Joined Manhattan Project in 1943
During the Manhattan Project, Agnew came to Los Alamos as a graduate student. He was a scientific observer on the 1945 bombing of Hiroshima, Japan – the first-ever use of an atomic bomb in war.
After World War II, Agnew completed his graduate studies under Enrico Fermi at the University of Chicago and returned to Los Alamos to work in the Weapons Nuclear Engineering division, where he stayed until he became Laboratory director.
Under Agnew's directorship, Los Alamos developed an underground nuclear test containment program, completed the Clinton P. Anderson Meson Physics Facility, acquired the first Cray supercomputer, and trained the first ever class of International Atomic Energy Agency inspectors.
He is credited with developing fail-safe methods for nuclear weapons that are still used today.

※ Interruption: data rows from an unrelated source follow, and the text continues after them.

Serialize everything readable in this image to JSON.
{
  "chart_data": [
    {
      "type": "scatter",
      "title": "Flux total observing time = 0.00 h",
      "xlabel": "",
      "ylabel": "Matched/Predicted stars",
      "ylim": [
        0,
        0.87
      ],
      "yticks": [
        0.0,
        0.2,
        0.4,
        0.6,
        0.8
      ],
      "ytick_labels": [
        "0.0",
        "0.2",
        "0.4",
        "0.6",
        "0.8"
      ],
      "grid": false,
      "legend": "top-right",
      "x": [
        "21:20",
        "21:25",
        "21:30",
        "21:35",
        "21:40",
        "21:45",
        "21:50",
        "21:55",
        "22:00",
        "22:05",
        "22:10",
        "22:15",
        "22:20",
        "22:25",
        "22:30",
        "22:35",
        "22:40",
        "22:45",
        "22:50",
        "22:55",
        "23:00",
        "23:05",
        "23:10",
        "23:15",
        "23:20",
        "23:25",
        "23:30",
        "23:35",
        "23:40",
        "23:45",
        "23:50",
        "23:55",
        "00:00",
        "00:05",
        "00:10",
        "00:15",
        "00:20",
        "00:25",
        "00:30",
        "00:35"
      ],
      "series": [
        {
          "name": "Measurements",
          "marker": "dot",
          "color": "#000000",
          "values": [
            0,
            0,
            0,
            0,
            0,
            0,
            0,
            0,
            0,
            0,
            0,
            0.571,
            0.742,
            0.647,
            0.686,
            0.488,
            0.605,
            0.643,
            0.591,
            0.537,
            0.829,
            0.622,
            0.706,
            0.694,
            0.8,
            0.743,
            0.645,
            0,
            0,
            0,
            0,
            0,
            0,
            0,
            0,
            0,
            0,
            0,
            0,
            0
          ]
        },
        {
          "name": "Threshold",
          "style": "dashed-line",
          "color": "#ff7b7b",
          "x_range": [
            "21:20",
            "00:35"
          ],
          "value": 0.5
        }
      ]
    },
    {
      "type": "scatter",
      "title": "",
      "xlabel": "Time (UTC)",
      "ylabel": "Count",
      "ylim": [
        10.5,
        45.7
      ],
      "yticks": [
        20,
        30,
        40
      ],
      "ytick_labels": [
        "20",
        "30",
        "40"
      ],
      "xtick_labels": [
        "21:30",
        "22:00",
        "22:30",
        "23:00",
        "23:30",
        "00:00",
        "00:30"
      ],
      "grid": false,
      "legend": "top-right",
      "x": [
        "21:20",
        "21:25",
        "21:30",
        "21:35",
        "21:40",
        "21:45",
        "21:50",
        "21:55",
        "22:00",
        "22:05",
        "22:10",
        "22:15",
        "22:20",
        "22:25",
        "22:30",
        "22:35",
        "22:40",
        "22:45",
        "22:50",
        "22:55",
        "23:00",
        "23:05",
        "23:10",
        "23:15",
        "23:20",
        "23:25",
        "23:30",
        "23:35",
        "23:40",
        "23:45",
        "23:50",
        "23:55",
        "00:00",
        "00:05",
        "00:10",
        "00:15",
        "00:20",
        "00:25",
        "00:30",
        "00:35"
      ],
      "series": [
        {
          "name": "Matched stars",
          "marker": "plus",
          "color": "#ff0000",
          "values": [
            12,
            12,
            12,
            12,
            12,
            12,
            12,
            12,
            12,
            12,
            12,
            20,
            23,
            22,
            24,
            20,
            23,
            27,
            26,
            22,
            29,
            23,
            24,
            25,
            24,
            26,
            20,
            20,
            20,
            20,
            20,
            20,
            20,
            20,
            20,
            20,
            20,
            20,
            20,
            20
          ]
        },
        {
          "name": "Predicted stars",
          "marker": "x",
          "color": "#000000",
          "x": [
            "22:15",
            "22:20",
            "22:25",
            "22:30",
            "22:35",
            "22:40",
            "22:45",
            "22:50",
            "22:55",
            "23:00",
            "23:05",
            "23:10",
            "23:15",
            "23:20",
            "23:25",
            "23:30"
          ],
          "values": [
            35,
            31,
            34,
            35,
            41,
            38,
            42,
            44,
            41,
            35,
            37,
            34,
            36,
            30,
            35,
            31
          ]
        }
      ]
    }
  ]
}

Following his career at Los Alamos, Agnew became president and CEO of General Atomics, a position he held until 1985. He chaired the General Advisory Committee of the Arms Control and Disarmament Agency and served as a science advisor to the White House from 1982 to 1989.
Safe application of nuclear energy
“Harold was also extremely influential in promoting the safe application of nuclear energy as a means of generating electricity,” said LANL historian Alan Carr. “His foresight was remarkable and his work resonates today.”
Former Los Alamos Director John Browne echoed the sentiment: "Harold was one of the pioneering leaders in nuclear science and technology. His many contributions over the past 70 years have left a positive legacy on Los Alamos and the nation."
In a 1976 presentation, Agnew said “A thousand-megawatt coal plant produces six million cubic feet of ash per year, a fission plant less than a cubic yard. Sooner or later the whole world will realize that they cannot turn their backs on the benefits of the nucleus.”